A famous instance illustrating Baggs's impressive self-confidence took place in court one day shortly after he was arrested by Denver lawman Michael Spangler on the not-uncommon charge of “bunco steering,” or sleight-of-hand swindling. Not only did Baggs act as his own attorney, but standing before the court, immaculately dressed as always, Baggs refuted the charges against him, then went on to successfully debunk the very charge of bunco steering itself.

“Gentlemen,” we can picture him thumbing the lapels of his immaculate suitcoat and stepping slowly back and forth, a gentrified rooster explaining barnyard etiquette to a bunch of upstart cockerels. “How might I possibly be guilty of a charge that does not even appear in the statutes defining criminal acts? Indeed, no such term as ‘bunco steerer' appears there.”

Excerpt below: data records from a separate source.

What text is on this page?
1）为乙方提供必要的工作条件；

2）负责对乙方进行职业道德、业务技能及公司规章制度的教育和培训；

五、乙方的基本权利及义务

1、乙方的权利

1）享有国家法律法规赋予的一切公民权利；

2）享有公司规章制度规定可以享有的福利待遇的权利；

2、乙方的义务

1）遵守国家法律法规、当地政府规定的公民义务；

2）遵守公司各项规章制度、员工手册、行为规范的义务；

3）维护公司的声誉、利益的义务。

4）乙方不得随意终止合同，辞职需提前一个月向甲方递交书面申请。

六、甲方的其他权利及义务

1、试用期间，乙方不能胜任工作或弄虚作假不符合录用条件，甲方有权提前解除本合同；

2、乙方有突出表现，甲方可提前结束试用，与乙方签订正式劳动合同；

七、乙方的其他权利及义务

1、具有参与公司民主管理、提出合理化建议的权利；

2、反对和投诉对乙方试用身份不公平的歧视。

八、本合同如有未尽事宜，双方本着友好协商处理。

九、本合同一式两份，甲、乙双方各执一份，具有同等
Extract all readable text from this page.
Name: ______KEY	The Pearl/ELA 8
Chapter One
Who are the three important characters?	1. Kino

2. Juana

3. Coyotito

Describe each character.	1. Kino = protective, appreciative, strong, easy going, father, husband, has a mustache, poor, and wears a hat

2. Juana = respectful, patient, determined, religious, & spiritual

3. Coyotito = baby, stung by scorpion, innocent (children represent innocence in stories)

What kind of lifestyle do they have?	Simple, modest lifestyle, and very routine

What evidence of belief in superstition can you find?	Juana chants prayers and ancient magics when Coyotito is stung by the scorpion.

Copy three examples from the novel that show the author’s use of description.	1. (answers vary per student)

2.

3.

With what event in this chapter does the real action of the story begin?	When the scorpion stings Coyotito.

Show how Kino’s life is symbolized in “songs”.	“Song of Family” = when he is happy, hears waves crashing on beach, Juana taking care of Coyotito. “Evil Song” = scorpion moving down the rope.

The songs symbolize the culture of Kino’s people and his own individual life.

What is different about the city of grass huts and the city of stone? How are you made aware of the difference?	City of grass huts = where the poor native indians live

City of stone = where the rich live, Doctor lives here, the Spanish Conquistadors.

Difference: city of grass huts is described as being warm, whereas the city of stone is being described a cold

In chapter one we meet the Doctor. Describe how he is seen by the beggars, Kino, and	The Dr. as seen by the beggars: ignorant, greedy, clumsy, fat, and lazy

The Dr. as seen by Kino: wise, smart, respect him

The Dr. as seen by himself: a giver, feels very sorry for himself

He let those words hover in the hushed air of the court for a moment. “Indeed,” said he again, flipping open a massive dictionary he'd thoughtfully brought with him for just this moment. Baggs made a quick, deliberate show of thumbing through the mighty tome's pages before driving an imperious forefinger in the midst of a page. “It would appear that this very dictionary, a most revered work in itself, does not even hold the term ‘bunco steerer.'”

His bold gaze met that of the judge, eyebrows raised. The dictionary was checked, the statutes were checked and double-checked. And then the judge dismissed the case. One can only assume Spangler the lawman reddened and worked his jaw muscles as he watched the dapper form of Doc Baggs exit the courtroom, whistling as he strolled down the sidewalk, free and easy.

As high theater as were his various courtroom antics, Doc Baggs's grandest productions were his infamous “big-store” scams. Elaborate to the extreme, these involved setups became his signature swindles, emulated to this day.

The big-store scam was, as the name implied, a storefront setup, often a grand and expensive design for the express purpose of bilking a wealthy mark out of a large sum of money. Baggs's shops were full-blown offices filled with bustling workers and grand furnishings, and anchoring the scene was a massive built-in vault. The door would be partially open to allow visitors—marks—a glimpse inside. And what they saw would go a long way toward convincing them that this was an office to be trusted.

Even the oak railings and counters were designed such that they would collapse and be hauled off or stashed away in hidden compartments in the event that the setup was rumbled by the police. And this would happen now and again. But naturally, Doc had that angle covered as well.